Dorothy Parker was born during a hurricane in 1893 — and finally officially laid to rest Monday, the day after Tropical Storm Henri hit the city, when the Jazz Age writer’s tombstone was unveiled in The Bronx.
The quirky unveiling ceremony at Woodlawn Cemetery was befitting the famed humorist — and capped a yearslong effort to ensure Parker received a proper resting spot.
“This is finally her homecoming to her beloved New York City,” said Kevin Fitzpatrick, president of the Dorothy Parker Society, a non-profit that promotes the work of the writer and member of the Algonquin Hotel’s famed Round Table of authors, humorists and actors.
The sun came out for the memorial, which featured a jazz band and readings from Parker’s work. One woman dressed in vintage flapper chic, and many attendees brought flasks of gin that they poured on the grave. Parker was a big fan of gin martinis.
Members of Parker’s family traveled from their home in upstate New York for the service, which was originally scheduled to coincide with her birthday Sunday.
But Henri’s threat of hurricane-force wind and rains shut down the cemetery, and organizers were forced to postpone the event for a day.
Although the satirist and poet died in 1967, her ashes took a circuitous route, starting after it was revealed she left her entire estate, including all future royalties, to Martin Luther King Jr.
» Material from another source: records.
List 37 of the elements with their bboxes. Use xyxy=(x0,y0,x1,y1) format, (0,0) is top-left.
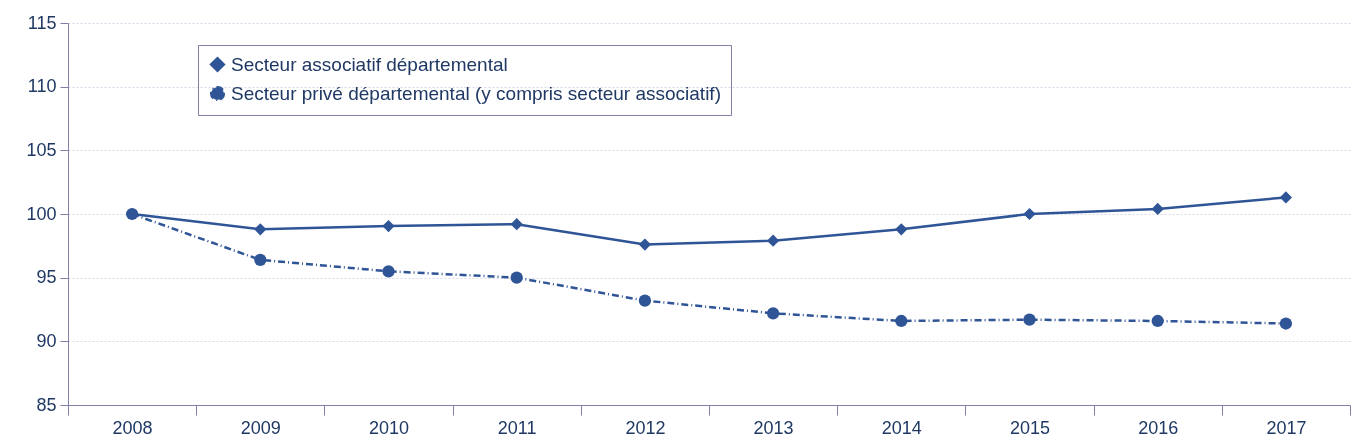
y-tick-label: 105 xyxy=(26,139,57,160)
point xyxy=(895,314,908,328)
point xyxy=(1151,202,1164,216)
y-tick-label: 85 xyxy=(36,394,57,415)
point xyxy=(1023,207,1036,221)
point xyxy=(382,219,395,233)
y-tick-label: 95 xyxy=(36,267,57,288)
x-tick-label: 2014 xyxy=(881,417,922,438)
y-tick-label: 110 xyxy=(27,76,57,97)
point xyxy=(1023,313,1036,326)
point xyxy=(638,294,652,307)
x-tick-label: 2009 xyxy=(240,417,281,438)
point xyxy=(895,223,908,236)
point xyxy=(510,271,523,284)
x-tick-label: 2012 xyxy=(625,417,666,438)
point xyxy=(1279,317,1293,330)
point xyxy=(382,265,395,278)
x-tick-label: 2016 xyxy=(1138,417,1179,438)
y-tick-label: 90 xyxy=(36,330,57,351)
y-tick-label: 115 xyxy=(27,12,57,33)
point xyxy=(510,218,523,231)
y-tick-label: 100 xyxy=(26,203,57,224)
legend-label: Secteur associatif départemental xyxy=(231,53,508,75)
point xyxy=(1151,314,1164,328)
x-tick-label: 2017 xyxy=(1266,417,1307,438)
x-tick-label: 2008 xyxy=(112,417,153,438)
x-tick-label: 2015 xyxy=(1009,417,1051,438)
point xyxy=(766,234,780,247)
point xyxy=(1279,191,1293,204)
point xyxy=(254,253,267,266)
x-tick-label: 2010 xyxy=(368,417,410,438)
legend-label: Secteur privé départemental (y compris secteur associatif) xyxy=(231,82,721,104)
point xyxy=(254,223,267,236)
x-tick-label: 2013 xyxy=(753,417,794,438)
point xyxy=(766,307,780,320)
x-tick-label: 2011 xyxy=(497,417,537,438)
point xyxy=(638,238,652,251)
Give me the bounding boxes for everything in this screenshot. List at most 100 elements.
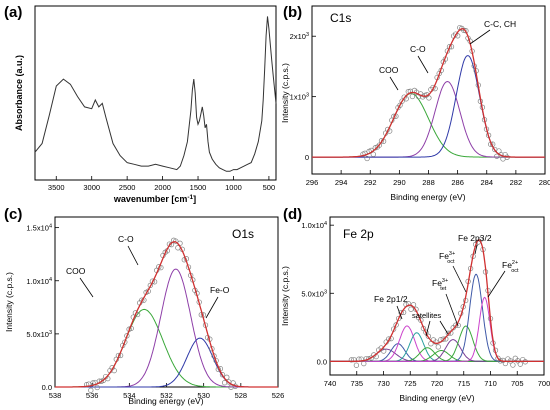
b-data-point	[370, 151, 376, 157]
c-data-point	[173, 238, 179, 244]
b-data-point	[461, 27, 467, 34]
b-y-tick-exp: 3	[306, 32, 309, 38]
d-x-tick-label: 740	[324, 379, 337, 388]
panel-c-annotations: COO C-O Fe-O	[66, 234, 230, 319]
b-x-tick-label: 284	[480, 178, 493, 187]
panel-b-x-ticks: 296 294 292 290 288 286 284 282 280	[306, 170, 550, 187]
b-y-tick-base: 0	[305, 153, 309, 162]
panel-a-x-ticks: 3500 3000 2500 2000 1500 1000 500	[48, 176, 275, 192]
d-y-tick-exp: 3	[324, 289, 327, 295]
d-data-point	[445, 330, 451, 336]
d-data-point	[348, 357, 355, 363]
d-annotation-fe2p12: Fe 2p1/2	[374, 294, 408, 304]
c-peak-0	[55, 308, 278, 388]
d-y-tick-base: 0.0	[317, 357, 327, 366]
c-peak-2	[55, 337, 278, 388]
b-data-point	[397, 102, 403, 108]
panel-c-o1s: (c) O1s 538 536 534 532 530 528 526 0.0 5.0x103…	[4, 206, 284, 406]
d-fe2oct-sub: oct	[511, 268, 519, 274]
panel-d-x-axis-title: Binding energy (eV)	[399, 393, 474, 403]
c-y-tick-exp: 3	[49, 330, 52, 336]
d-annotation-fe3oct: Fe3+ oct	[439, 251, 455, 265]
panel-d-annotations: Fe 2p1/2 satellites Fe3+ tet Fe3+ oct Fe 2…	[374, 233, 519, 337]
c-data-point	[88, 387, 94, 393]
d-x-tick-label: 710	[484, 379, 497, 388]
d-data-point	[435, 344, 441, 350]
d-y-tick-label: 1.0x104	[301, 221, 327, 230]
c-x-tick-label: 528	[235, 391, 248, 400]
b-y-tick-exp: 3	[306, 93, 309, 99]
d-fe3tet-sup: 3+	[442, 278, 448, 284]
panel-c-title: O1s	[232, 227, 254, 241]
a-x-tick-label: 500	[263, 183, 276, 192]
d-data-point	[517, 361, 523, 367]
d-arrow-satellites-2	[439, 320, 449, 335]
c-annotation-c-o: C-O	[118, 234, 134, 244]
b-data-point	[426, 95, 432, 101]
b-arrow-c-o	[417, 55, 429, 74]
panel-a-spectrum-line	[34, 16, 277, 172]
panel-a-xlabel-end: ]	[193, 194, 196, 204]
c-data-point	[94, 384, 100, 391]
c-y-tick-base: 5.0x10	[26, 330, 49, 339]
c-x-tick-label: 526	[272, 391, 285, 400]
d-fit-envelope	[330, 239, 544, 363]
panel-a-frame	[34, 5, 277, 181]
b-data-point	[376, 142, 383, 148]
d-x-tick-label: 725	[404, 379, 417, 388]
panel-d-curves	[330, 236, 544, 368]
d-arrow-fe3oct	[452, 265, 467, 293]
a-x-tick-label: 2500	[119, 183, 136, 192]
panel-d-x-ticks: 740 735 730 725 720 715 710 705 700	[324, 371, 550, 388]
b-peak-2	[312, 55, 545, 158]
d-data-point	[425, 333, 432, 339]
c-annotation-fe-o: Fe-O	[210, 285, 230, 295]
b-peak-0	[312, 93, 545, 158]
c-arrow-coo	[79, 277, 94, 298]
c-peak-1	[55, 268, 278, 388]
d-data-point	[381, 348, 387, 354]
d-data-point	[353, 362, 360, 368]
d-data-point	[405, 301, 412, 307]
d-y-tick-label: 0.0	[317, 357, 327, 366]
d-fe2oct-sup: 2+	[512, 260, 518, 266]
panel-a-y-axis-title: Absorbance (a.u.)	[14, 55, 24, 131]
b-x-tick-label: 292	[364, 178, 377, 187]
panel-b-title: C1s	[330, 11, 351, 25]
c-fit-envelope	[55, 241, 278, 388]
d-fe3oct-base: Fe	[439, 251, 449, 261]
b-x-tick-label: 288	[422, 178, 435, 187]
b-y-tick-base: 1x10	[290, 93, 306, 102]
b-x-tick-label: 282	[510, 178, 523, 187]
d-arrow-fe3tet	[445, 293, 459, 327]
panel-c-letter: (c)	[4, 206, 22, 223]
d-x-tick-label: 700	[538, 379, 550, 388]
d-annotation-fe2p32: Fe 2p3/2	[458, 233, 492, 243]
a-x-tick-label: 1500	[190, 183, 207, 192]
c-data-point	[147, 282, 153, 289]
d-data-point	[393, 322, 399, 328]
d-data-point	[361, 360, 367, 367]
b-y-tick-base: 2x10	[290, 32, 306, 41]
panel-a-letter: (a)	[4, 4, 22, 21]
b-arrow-c-c	[469, 29, 491, 45]
panel-c-x-axis-title: Binding energy (eV)	[128, 396, 203, 406]
d-y-tick-label: 5.0x103	[301, 289, 327, 298]
b-x-tick-label: 294	[335, 178, 348, 187]
c-y-tick-label: 5.0x103	[26, 330, 52, 339]
b-annotation-coo: COO	[379, 65, 399, 75]
b-fit-envelope	[312, 28, 545, 158]
b-data-point	[364, 155, 370, 162]
b-data-point	[399, 98, 405, 104]
c-arrow-c-o	[127, 245, 139, 266]
d-annotation-fe2oct: Fe2+ oct	[502, 260, 519, 274]
d-fe3tet-sub: tet	[440, 286, 447, 292]
panel-b-c1s: (b) C1s 296 294 292 290 288 286 284 282 280 0 1x1…	[280, 4, 550, 202]
b-x-tick-label: 296	[306, 178, 319, 187]
b-x-tick-label: 290	[393, 178, 406, 187]
panel-b-y-axis-title: Intensity (c.p.s.)	[280, 63, 290, 123]
d-y-tick-base: 5.0x10	[301, 289, 324, 298]
b-annotation-c-o: C-O	[410, 44, 426, 54]
b-y-tick-label: 0	[305, 153, 309, 162]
Upon his death, her estate was to become the property of the NAACP.
But her will left no instructions on what to do with her remains.
As a result, her ashes sat in an urn in a Westchester crematory for six years before they were sent to the Manhattan office of her lawyer, where they languished in a filing cabinet for another 15 years.
In 1988, after gossip columnist Liz Smith wrote about the fate of Parker’s ashes, the NAACP decided to create a memorial for her outside its Baltimore headquarters.
But when the group announced it was thinking of moving to Washington, DC, in 2006, Parker’s family demanded that her ashes be disinterred and returned to New York.
Her ashes were buried in 2020 at the family’s plot at Woodlawn, with Monday’s ceremony revealing her headstone.
It features hand-carved roses and takes its inscription from one of Parker’s poems, published in the New York World In 1925.
“Leave for her a red young rose,” reads the inscription. “Go your way, and save your pity; She is happy, for she knows that her dust is very pretty.”
Parker was famous for her sayings, which included, “Men seldom make passes at girls who wear glasses,” and “Beauty is only skin deep, but ugly goes clean to the bone.”
The New York Distilling Company in Williamsburg issued a commemorative gin to pay for the headstone.
Along with the gin, mourners left red roses near Parker’s grave, which lies next to those of her parents and grandparents.
The family plot is in a section of the 400-acre cemetery that includes the graves of writers such as Herman Melville and E.L. Doctorow — as well as a man dubbed “The Father of Mixology,’’ 19th century New York City bartender Jerry Thomas.